FONTE: RAFAEL GARCIA, DE SÃO PAULO (www1.folha.uol.com.br).
As bactérias
multirresistentes a antibióticos deixaram de ser problemas regionais para
tornarem-se uma crise global. Para solucioná-la é preciso incluir no debate o
setor agropecuário e a indústria farmacêutica, diz Carmem Lúcia Pessoa-Silva,
chefe do programa que cuida da área na OMS (Organização Mundial da Saúde).
Um relatório divulgado
pela entidade anteontem afirma que o problema é tão grave que ameaça levar a
medicina a uma era "pós-antibiótico", na qual "infecções comuns
e pequenos ferimentos podem matar". O documento lista as sete bactérias
multirresistentes que mais preocupam os sanitaristas e culpa o uso indiscriminado
desses remédios pelo fenômeno.
O emprego de
antibiótico sem necessidade faz com que bactérias desenvolvam resistência a
essas drogas em escala de poucos anos, por meio de seleção natural.
"Fizemos uma
análise minuciosa de toda a literatura médica existente e demonstramos que o
risco de morte para muitas das bactérias resistentes é pelo menos duas vezes
maior quando comparado com uma bactéria susceptível a antibióticos", diz
Pessoa-Silva. "O tratamento que resta são combinações tóxicas de drogas
caras, e ainda assim o risco de morte continua elevado."
IMPACTO ECONÔMICO.
O aumento do custo de terapias, segundo a OMS, representa só um quarto do impacto econômico do problema.
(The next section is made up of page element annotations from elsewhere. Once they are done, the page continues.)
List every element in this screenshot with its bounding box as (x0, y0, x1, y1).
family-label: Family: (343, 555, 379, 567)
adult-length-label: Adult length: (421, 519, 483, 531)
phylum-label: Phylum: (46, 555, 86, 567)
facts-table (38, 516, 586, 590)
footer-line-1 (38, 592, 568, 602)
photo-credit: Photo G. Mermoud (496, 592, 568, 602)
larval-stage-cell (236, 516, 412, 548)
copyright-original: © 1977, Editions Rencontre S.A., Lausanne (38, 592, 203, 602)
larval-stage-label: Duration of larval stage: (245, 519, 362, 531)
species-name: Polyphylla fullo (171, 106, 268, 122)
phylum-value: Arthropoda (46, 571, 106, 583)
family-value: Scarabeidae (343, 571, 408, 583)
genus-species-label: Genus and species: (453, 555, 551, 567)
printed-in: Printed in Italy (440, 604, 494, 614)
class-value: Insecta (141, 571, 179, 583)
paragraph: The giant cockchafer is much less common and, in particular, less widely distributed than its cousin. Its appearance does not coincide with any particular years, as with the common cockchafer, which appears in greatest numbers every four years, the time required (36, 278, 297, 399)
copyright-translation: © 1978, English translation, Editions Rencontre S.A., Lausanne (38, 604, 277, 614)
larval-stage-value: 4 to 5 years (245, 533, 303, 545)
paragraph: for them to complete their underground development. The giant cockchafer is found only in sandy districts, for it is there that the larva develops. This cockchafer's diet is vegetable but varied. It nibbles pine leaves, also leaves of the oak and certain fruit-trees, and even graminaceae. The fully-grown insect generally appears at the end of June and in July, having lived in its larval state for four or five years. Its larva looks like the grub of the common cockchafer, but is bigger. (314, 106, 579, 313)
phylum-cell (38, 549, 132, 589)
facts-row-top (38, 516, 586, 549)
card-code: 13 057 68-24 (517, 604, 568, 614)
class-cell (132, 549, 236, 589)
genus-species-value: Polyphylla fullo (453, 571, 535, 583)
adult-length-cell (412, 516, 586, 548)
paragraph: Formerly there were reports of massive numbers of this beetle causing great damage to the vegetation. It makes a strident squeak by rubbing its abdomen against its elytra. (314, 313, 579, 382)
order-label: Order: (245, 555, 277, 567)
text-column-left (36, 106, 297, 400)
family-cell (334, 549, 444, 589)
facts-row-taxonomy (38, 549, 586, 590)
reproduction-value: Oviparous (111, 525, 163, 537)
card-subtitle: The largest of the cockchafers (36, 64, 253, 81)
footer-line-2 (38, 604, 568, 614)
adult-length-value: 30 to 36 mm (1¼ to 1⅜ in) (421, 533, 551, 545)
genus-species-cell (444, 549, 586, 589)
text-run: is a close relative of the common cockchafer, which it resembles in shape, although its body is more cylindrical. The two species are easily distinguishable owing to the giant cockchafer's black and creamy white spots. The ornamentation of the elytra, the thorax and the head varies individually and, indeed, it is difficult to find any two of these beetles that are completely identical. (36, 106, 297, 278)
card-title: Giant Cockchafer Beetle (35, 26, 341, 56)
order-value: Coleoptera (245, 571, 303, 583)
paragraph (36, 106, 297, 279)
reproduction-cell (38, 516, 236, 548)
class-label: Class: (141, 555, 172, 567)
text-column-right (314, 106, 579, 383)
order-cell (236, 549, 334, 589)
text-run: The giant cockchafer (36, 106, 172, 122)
O resto se dá por meio da incapacitação de vítimas para trabalhar. O Fórum Econômico Mundial estima que infecções resistentes podem reduzir o PIB de um país em até 1,6%.
O aumento do custo de terapias, segundo a OMS, representa só um quarto do impacto econômico do problema. O resto se dá por meio da incapacitação de vítimas para trabalhar. O Fórum Econômico Mundial estima que infecções resistentes podem reduzir o PIB de um país em até 1,6%.
Para a OMS, o abuso dos
antibióticos em humanos pode ser reduzido com melhores políticas de
diagnóstico, que previnam o uso da droga quando ela não é necessária.
Sanitaristas também
precisam intensificar programas de prevenção. Se uma droga é usada com menor
frequência, infecções resistentes demoram mais a aparecer, e laboratórios
ganham mais tempo para desenvolver uma nova molécula que a substitua.
Para cessar o uso
indiscriminado de antibióticos em animais, porém, será preciso levar o debate
para fora do meio médico, e trazer a agropecuária para a negociação.

"A OMS já está
discutindo isso com a FAO (Organização das Nações Unidas para Alimentação e
Agricultura)", diz Pessoa-Silva. "O uso de antibiótico em animais,
principalmente o uso não terapêutico, para crescimento, precisa ser evitado.
Existe um uso maciço hoje na ração e na água de animais de corte e também na
piscicultura."
Segundo a epidemiologista,
um dos problemas do uso para engorda é que ele é feito em baixas doses, e isso
cria o ambiente ideal para o desenvolvimento de novas bactérias resistentes.
Outro problema que
compromete o tratamento de infecções causadas por novas bactérias é o
desinteresse da indústria farmacêutica em produzir drogas para uso conta
problemas agudos, como infecções, que têm menos potencial rentável do que
doenças crônicas, diz a OMS.
O próprio surgimento de
bactérias resistentes desencoraja laboratórios a investirem em pesquisa e
desenvolvimento para novos tipos antibióticos, que podem se tornar obsoletos
antes de dar retorno financeiro.
"Além disso, quando se produz um antibiótico eficaz, o ideal é preservá-lo, e não fazer marketing para que ele seja usado maciçamente, pois quanto mais intensamente ele é usado, mais rápido vamos perdê-lo", diz Pessoa-Silva. "O antibiótico, então, não pode mais ser visto como um bem comercial. Tem de ser visto como um bem público."
A OMS tem contatado
executivos da indústria farmacêutica para discutir soluções, diz.